Israeli cybersecurity firm Check Point reported Thursday that a “Chinese-speaking hacker group” is conducting an “ongoing cyber espionage operation” against the government of Afghanistan.
The attackers sent phony emails, ostensibly from the office of Afghan President Ashraf Ghani, to the Afghan National Security Council (NSC) in April. The emails reportedly strongly pressured victims to open and review attached documents that contained malware.
When victims opened the documents, according to the report, their computers became infected with a virus that gave hackers a back door into their system. Information stolen from NSC officials through these back doors was stashed in folders on the commercial cloud storage platform Dropbox.
Since Dropbox is popular and many computers communicate with its servers on a regular basis, the activity of the hackers reportedly did not look abnormal to information security systems.
Check Point’s research division said it has detected “malicious actions taken by threat actors, including access of victims’ desktop files, deployment of scanner tools, and execution of Windows built-in networking utility tools.”
The group Check Point suspects is behind the attack is known as “IndigoZebra.” The group’s operations against the governments of Afghanistan, Kyrgyzstan, and Uzbekistan stretch back to 2014. Check Point analysts said other countries could also face attack by IndigoZebra.
“What is remarkable here is how the threat actors utilized the tactic of ministry-to-ministry deception. This tactic is vicious and effective in making anyone do anything for you; and in this case, the malicious activity was seen at the highest levels of sovereignty,” Check Point commented.
IndigoZebra was first identified by another cybersecurity firm, Kaspersky Labs, in 2017. The group’s targets were mostly “former Soviet republics” at the time, including the espionage campaigns stretching back to 2014 that were mentioned by Check Point.
Kaspersky analysts described IndigoZebra as a “Chinese-speaking actor” with a fondness for malware attacks similar to the one perpetrated against the Afghan NSC. The analysts were not certain if IndigoZebra was a distinct group or one of several espionage campaigns conducted by a larger group.
The backdoor malware used in the NSC attack, dubbed “BoxCaon,” appears to be a version of the xCaon software Kaspersky warned IndigoZebra was circulating in 2014.
A spokesman for Afghanistan’s NSC told Voice of America News (VOA) on Thursday he was not aware of hackers breaching any computer systems. However, Check Point investigators said they found a copy of the virus-laced email posted on a “website that detects malware in email communications,” evidently posted there by someone from the Afghan NSC.

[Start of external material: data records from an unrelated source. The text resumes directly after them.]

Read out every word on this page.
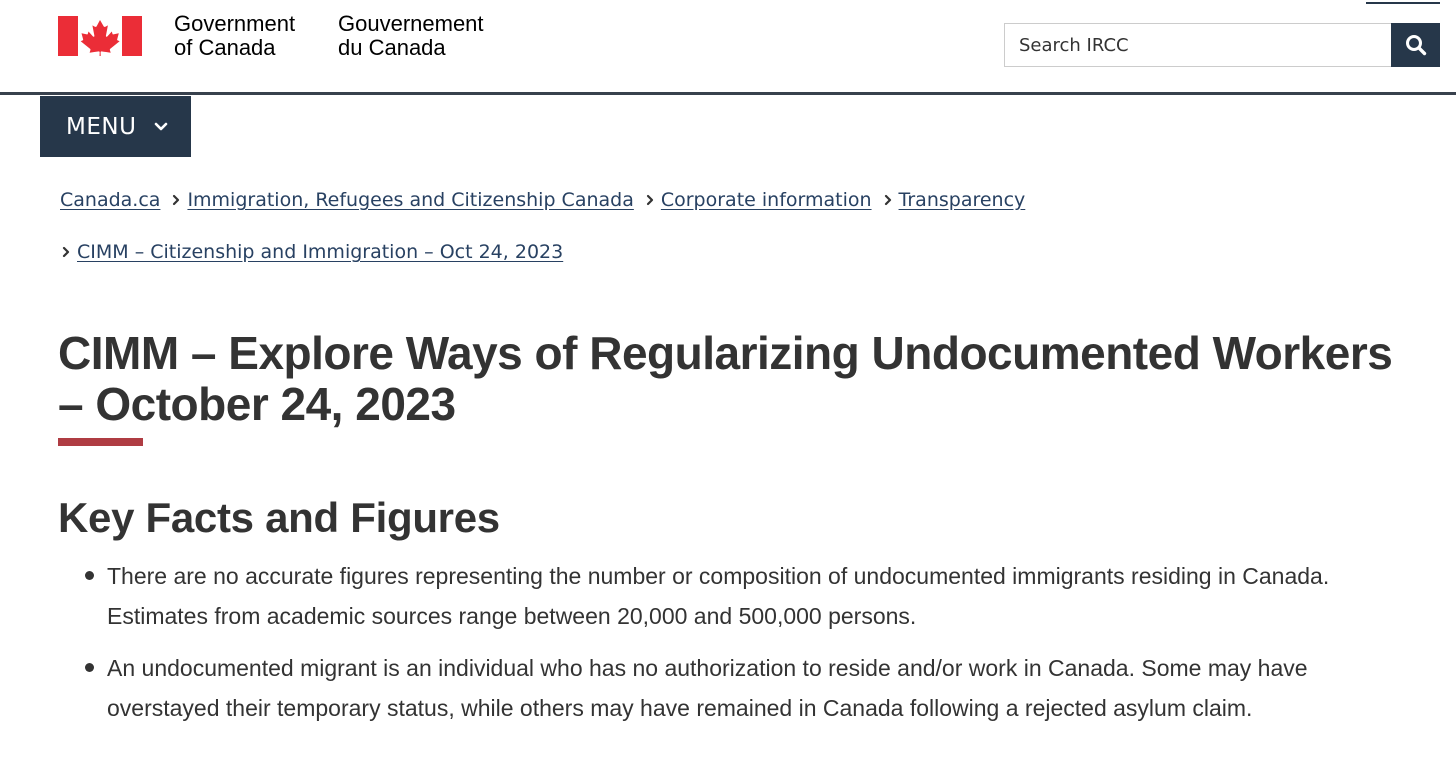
Government
of Canada
Gouvernement
du Canada
Search IRCC
MENU
Canada.ca Immigration, Refugees and Citizenship Canada Corporate information Transparency
CIMM – Citizenship and Immigration – Oct 24, 2023
CIMM – Explore Ways of Regularizing Undocumented Workers – October 24, 2023
Key Facts and Figures
There are no accurate figures representing the number or composition of undocumented immigrants residing in Canada. Estimates from academic sources range between 20,000 and 500,000 persons.
An undocumented migrant is an individual who has no authorization to reside and/or work in Canada. Some may have overstayed their temporary status, while others may have remained in Canada following a rejected asylum claim.
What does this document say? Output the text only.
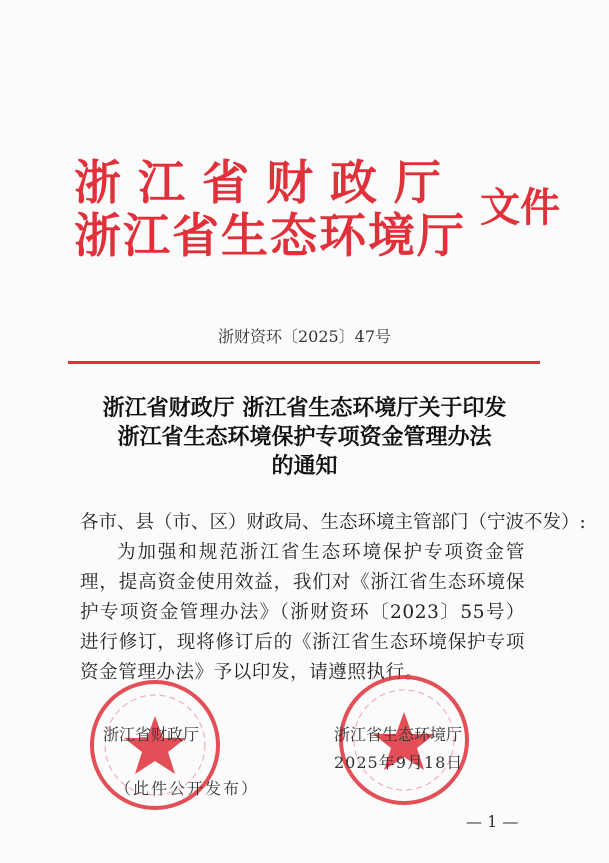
浙江省财政厅
浙江省生态环境厅
文件
浙财资环〔2025〕47号
浙江省财政厅 浙江省生态环境厅关于印发
浙江省生态环境保护专项资金管理办法
的通知
各市、县（市、区）财政局、生态环境主管部门（宁波不发）:
为加强和规范浙江省生态环境保护专项资金管理，提高资金使用效益，我们对《浙江省生态环境保护专项资金管理办法》（浙财资环〔2023〕55号）进行修订，现将修订后的《浙江省生态环境保护专项资金管理办法》予以印发，请遵照执行。
浙江省财政厅	浙江省生态环境厅
2025年9月18日
（此件公开发布）
— 1 —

“This is the first major Chinese cyberespionage operation in Afghanistan to come to light, coming just weeks after Check Point reported on an earlier one targeting Uyghurs in China’s northwestern Xinjiang region as well as Pakistan. The back-to-back attacks suggest a ramping up of Chinese cyberespionage operations along the country’s western border,” VOA observed.
Pennsylvania State University professor Nicholas Eftimiades, a former U.S. intelligence officer, told VOA the Chinese government could be using hackers as part of its “frontier foreign policy,” which essentially amounts to China fretting that instability in places like Afghanistan could filter back to China’s Muslim population.

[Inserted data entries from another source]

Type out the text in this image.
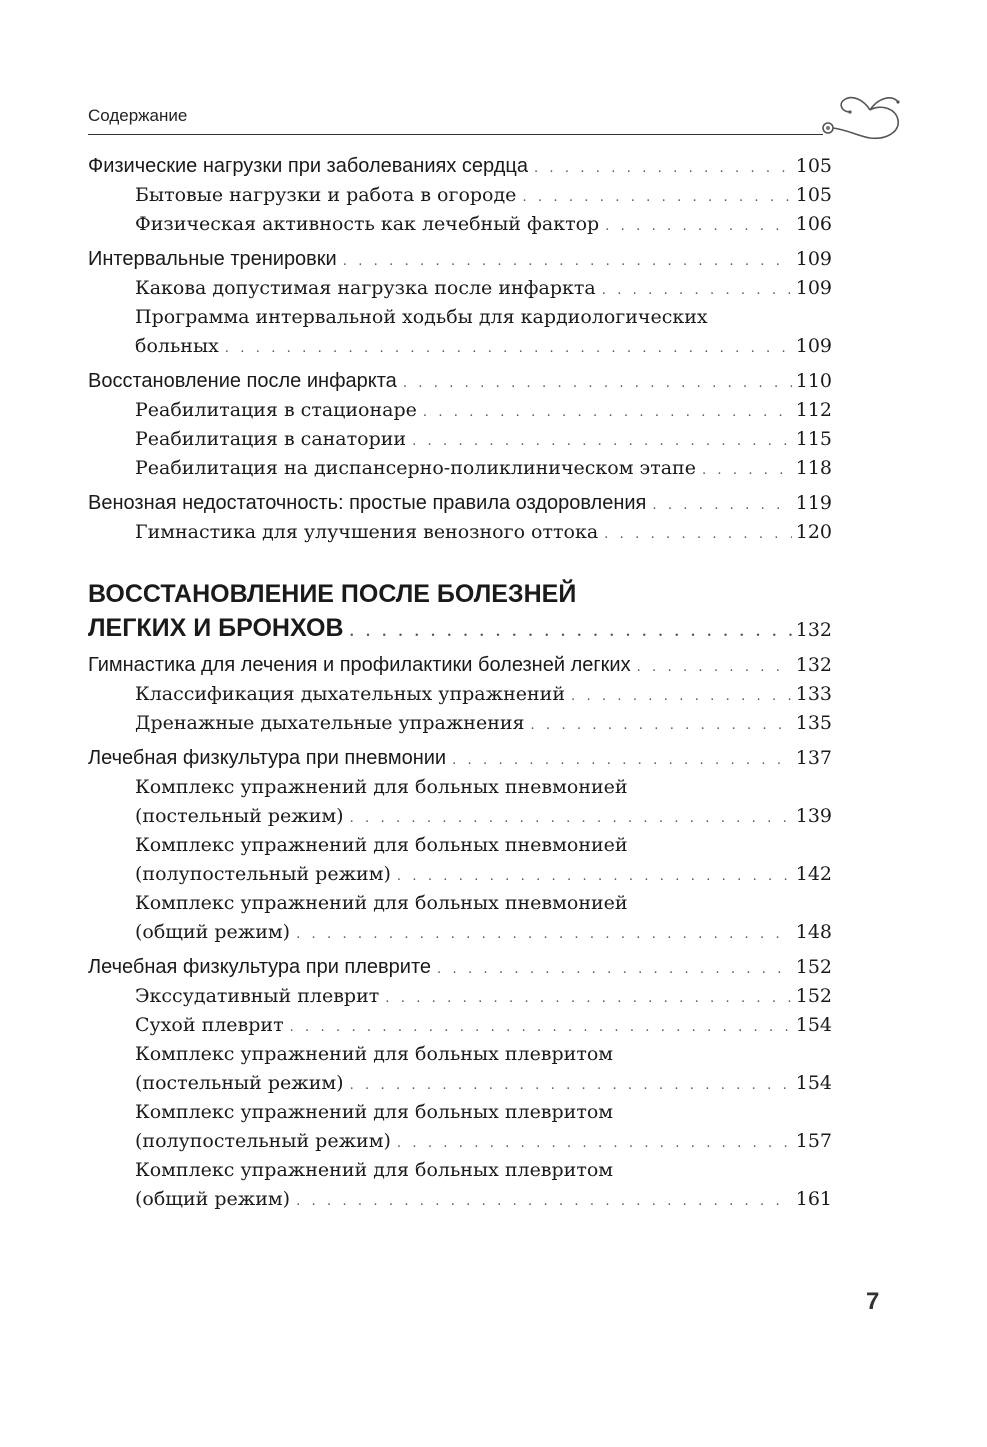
Содержание
Физические нагрузки при заболеваниях сердца . . .	105
Бытовые нагрузки и работа в огороде . . .	105
Физическая активность как лечебный фактор . . .	106
Интервальные тренировки . . .	109
Какова допустимая нагрузка после инфаркта . . .	109
Программа интервальной ходьбы для кардиологических
больных . . .	109
Восстановление после инфаркта . . .	110
Реабилитация в стационаре . . .	112
Реабилитация в санатории . . .	115
Реабилитация на диспансерно-поликлиническом этапе . . .	118
Венозная недостаточность: простые правила оздоровления . . .	119
Гимнастика для улучшения венозного оттока . . .	120
ВОССТАНОВЛЕНИЕ ПОСЛЕ БОЛЕЗНЕЙ
ЛЕГКИХ И БРОНХОВ . . .	132
Гимнастика для лечения и профилактики болезней легких . . .	132
Классификация дыхательных упражнений . . .	133
Дренажные дыхательные упражнения . . .	135
Лечебная физкультура при пневмонии . . .	137
Комплекс упражнений для больных пневмонией
(постельный режим) . . .	139
Комплекс упражнений для больных пневмонией
(полупостельный режим) . . .	142
Комплекс упражнений для больных пневмонией
(общий режим) . . .	148
Лечебная физкультура при плеврите . . .	152
Экссудативный плеврит . . .	152
Сухой плеврит . . .	154
Комплекс упражнений для больных плевритом
(постельный режим) . . .	154
Комплекс упражнений для больных плевритом
(полупостельный режим) . . .	157
Комплекс упражнений для больных плевритом
(общий режим) . . .	161
7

IndigoZebra’s activities over the years have been concentrated along the Chinese “frontier,” with Afghanistan becoming a region of particular concern as American and NATO forces withdraw. Interestingly, IndigoZebra tends to strike very quickly after a nation on China’s “frontier” holds talks with the Russian government. The Russians hosted a conference between the Afghan government and the Taliban in March.